By Ben Hart in Verona
Ireland U20s head coach Richie Murphy bemoaned his team’s carelessness in possession after their 33-24 defeat to South Africa in the Under-20 Six Nations Summer Series.
The game was all-but over by half-time, with South Africa holding a 26-3 lead which reflected their dominance, particularly among the forwards.
Ireland U20s did fight back after the interval and crossed on three occasions but it was not enough and they have now lost back-to-back fixtures having their last five before this competition.
“We were probably a little bit disappointed after the game,” he said.
“We didn’t look after the ball well enough. We were a bit loose in our carry and our clean out.
“It’s a big learning curve for us, we’ve got a new group together, quite a few young lads have come in since the Six Nations.

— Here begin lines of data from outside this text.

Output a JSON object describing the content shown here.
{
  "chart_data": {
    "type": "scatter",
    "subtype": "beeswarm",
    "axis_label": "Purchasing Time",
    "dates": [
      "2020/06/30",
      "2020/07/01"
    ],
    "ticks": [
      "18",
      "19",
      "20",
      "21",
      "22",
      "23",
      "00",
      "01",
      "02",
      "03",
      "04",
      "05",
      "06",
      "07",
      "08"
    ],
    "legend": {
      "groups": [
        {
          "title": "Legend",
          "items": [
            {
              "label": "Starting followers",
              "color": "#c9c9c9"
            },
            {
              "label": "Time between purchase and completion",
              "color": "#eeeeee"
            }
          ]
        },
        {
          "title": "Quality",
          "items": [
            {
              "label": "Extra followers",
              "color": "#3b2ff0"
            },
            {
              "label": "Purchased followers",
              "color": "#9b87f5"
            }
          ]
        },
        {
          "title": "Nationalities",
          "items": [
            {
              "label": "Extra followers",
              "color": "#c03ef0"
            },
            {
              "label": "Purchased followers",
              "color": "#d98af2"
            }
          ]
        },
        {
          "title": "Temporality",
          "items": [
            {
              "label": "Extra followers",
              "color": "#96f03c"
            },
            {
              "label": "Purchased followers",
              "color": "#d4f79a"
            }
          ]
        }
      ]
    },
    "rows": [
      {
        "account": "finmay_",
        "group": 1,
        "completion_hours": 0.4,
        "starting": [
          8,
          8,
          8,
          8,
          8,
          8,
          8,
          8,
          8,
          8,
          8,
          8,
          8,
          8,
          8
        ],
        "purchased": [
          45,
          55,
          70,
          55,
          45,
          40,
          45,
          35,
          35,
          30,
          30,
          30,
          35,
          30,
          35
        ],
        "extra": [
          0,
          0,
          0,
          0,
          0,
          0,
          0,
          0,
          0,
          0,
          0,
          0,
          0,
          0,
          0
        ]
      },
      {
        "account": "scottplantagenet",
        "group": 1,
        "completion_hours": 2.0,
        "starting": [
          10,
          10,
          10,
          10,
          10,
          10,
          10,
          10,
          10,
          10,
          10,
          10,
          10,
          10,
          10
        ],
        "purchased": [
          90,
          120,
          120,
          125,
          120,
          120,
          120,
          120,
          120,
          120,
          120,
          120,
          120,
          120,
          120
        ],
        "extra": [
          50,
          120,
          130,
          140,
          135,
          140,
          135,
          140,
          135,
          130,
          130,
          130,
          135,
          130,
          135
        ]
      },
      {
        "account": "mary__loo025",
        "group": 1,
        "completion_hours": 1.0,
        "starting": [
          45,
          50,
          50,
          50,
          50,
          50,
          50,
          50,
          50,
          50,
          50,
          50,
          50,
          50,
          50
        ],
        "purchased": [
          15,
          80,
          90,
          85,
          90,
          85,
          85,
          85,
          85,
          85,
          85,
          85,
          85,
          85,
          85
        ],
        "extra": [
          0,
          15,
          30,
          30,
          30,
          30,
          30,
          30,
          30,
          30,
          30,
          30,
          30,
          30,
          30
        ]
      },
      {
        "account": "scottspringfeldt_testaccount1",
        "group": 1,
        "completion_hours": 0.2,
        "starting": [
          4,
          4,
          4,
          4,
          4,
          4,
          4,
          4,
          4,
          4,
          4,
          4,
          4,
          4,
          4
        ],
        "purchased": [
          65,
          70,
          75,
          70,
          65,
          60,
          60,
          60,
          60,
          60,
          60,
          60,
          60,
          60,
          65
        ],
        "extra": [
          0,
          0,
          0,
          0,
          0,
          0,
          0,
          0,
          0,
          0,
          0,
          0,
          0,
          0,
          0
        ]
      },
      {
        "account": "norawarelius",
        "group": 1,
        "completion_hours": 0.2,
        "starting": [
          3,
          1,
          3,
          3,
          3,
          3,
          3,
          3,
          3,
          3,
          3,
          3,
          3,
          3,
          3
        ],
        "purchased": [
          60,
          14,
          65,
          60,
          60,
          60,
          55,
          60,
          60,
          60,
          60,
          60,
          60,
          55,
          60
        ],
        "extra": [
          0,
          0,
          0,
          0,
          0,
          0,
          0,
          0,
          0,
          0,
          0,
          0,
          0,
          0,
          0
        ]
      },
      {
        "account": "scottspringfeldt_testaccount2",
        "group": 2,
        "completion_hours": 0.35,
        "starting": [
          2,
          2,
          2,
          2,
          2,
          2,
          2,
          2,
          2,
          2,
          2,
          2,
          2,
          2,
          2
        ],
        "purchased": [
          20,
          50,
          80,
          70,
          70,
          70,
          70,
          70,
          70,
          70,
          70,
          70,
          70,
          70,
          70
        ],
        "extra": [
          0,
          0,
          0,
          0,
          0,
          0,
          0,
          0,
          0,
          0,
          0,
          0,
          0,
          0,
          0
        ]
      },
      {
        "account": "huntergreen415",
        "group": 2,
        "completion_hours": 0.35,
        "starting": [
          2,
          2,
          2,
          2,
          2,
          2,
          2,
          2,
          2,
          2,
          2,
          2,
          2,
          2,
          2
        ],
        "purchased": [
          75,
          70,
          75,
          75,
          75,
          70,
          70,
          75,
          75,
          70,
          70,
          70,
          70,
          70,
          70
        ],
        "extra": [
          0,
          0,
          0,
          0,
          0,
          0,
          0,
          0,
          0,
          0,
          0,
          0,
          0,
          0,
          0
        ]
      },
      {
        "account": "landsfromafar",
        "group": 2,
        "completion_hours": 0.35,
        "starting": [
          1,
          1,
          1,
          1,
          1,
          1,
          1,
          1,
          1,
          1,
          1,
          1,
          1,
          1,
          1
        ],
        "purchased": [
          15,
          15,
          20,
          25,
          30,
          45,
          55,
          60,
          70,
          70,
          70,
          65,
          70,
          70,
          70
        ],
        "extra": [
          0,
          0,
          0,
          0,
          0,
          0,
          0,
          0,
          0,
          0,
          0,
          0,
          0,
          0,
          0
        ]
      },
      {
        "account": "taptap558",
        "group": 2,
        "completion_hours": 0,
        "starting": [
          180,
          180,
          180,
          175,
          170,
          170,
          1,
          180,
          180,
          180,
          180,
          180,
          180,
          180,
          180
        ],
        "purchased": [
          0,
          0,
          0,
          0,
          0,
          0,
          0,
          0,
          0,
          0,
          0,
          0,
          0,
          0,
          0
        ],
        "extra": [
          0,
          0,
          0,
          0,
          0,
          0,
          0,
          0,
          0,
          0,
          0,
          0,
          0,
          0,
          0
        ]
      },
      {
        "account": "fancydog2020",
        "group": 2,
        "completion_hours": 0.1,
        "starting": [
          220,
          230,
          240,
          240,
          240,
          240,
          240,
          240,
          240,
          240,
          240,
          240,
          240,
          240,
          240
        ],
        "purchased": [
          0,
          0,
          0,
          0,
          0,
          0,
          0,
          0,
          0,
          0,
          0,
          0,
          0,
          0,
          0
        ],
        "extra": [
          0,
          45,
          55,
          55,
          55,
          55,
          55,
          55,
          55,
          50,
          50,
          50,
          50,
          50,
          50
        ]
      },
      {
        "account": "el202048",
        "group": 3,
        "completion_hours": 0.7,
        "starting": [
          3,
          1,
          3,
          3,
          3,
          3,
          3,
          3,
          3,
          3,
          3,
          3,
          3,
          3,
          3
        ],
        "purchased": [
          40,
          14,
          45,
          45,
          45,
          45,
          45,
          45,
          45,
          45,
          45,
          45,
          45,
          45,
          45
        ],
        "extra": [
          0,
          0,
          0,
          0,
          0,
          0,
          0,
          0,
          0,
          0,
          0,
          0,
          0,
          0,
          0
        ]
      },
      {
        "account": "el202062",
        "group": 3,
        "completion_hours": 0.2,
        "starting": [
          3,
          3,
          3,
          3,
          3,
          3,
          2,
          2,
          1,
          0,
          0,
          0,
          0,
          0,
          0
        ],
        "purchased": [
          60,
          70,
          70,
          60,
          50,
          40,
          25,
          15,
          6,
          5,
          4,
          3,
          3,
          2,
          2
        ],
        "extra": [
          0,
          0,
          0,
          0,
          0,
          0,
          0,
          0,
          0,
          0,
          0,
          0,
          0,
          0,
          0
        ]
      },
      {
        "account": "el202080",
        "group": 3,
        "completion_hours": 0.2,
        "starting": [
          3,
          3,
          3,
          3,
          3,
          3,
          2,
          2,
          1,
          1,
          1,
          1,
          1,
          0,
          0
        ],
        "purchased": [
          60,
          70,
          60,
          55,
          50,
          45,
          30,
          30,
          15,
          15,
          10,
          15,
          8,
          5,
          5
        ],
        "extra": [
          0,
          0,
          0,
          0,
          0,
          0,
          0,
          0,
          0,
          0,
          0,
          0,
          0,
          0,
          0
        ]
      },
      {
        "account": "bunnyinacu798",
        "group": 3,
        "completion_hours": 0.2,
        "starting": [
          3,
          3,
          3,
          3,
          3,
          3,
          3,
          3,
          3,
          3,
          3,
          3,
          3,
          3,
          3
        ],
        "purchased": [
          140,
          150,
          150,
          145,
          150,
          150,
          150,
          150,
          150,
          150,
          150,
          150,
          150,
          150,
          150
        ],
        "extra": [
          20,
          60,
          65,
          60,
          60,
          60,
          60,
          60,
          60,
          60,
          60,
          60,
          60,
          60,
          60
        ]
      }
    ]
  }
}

“We’ll dust ourselves down and the great thing about a competition like this is that you have six days to turn it around and we have an opportunity to play against England.
“Hopefully we can tidy the lads up a little bit and fix a few things for that game.”
Murphy emphasised that Ireland’s sloppiness in possession during the first half was a fundamental issue, with Sam Prendergast’s penalty their own contribution to the scoreboard.
“The boys were probably a bit embarrassed about the first half,” he said. “We didn’t feel we looked after the ball well enough, we got stripped on numerous occasions, something that we pride ourselves on and the physical battle.
“Some of the interpretation around breakdowns made it very difficult for us and we definitely didn’t do ourselves justice in that area.
“The referee decided that we were a little big illegal in the scrum which put us under a little bit of pressure and gave them a lot of field position, which as a big mauling team, made it very difficult for us to get a foothold into the game.”
One of the more pleasing aspects of the performance was the second-half fightback which saw Dylan O’Grady, substitute Oisin Michel and captain Reuben Crothers score.
Murphy was pleased with what he saw after the interval and pointed out that his current team is much changed – and much more inexperienced – than the Six Nations Grand Slam winning side.
“I think the guys have shown great character all through this,” he added.
“Firstly with France, we got them on a really good day and, then today, South Africa today were very big, very powerful.”
Attention now turns to a crunch clash with Alan Dickens’ England next Tuesday, who earlier beat France 29-20 in a quite thrilling contest at the Payanini Centre in Verona.
“It’s going to be difficult,” he said. “It’s another massive, big physical challenge. England have size about them.
“We just have to look after ourselves, tidy our own game up and go back to the basics of ball carrying and looking after the ball, the clean out and imposing our game on England.”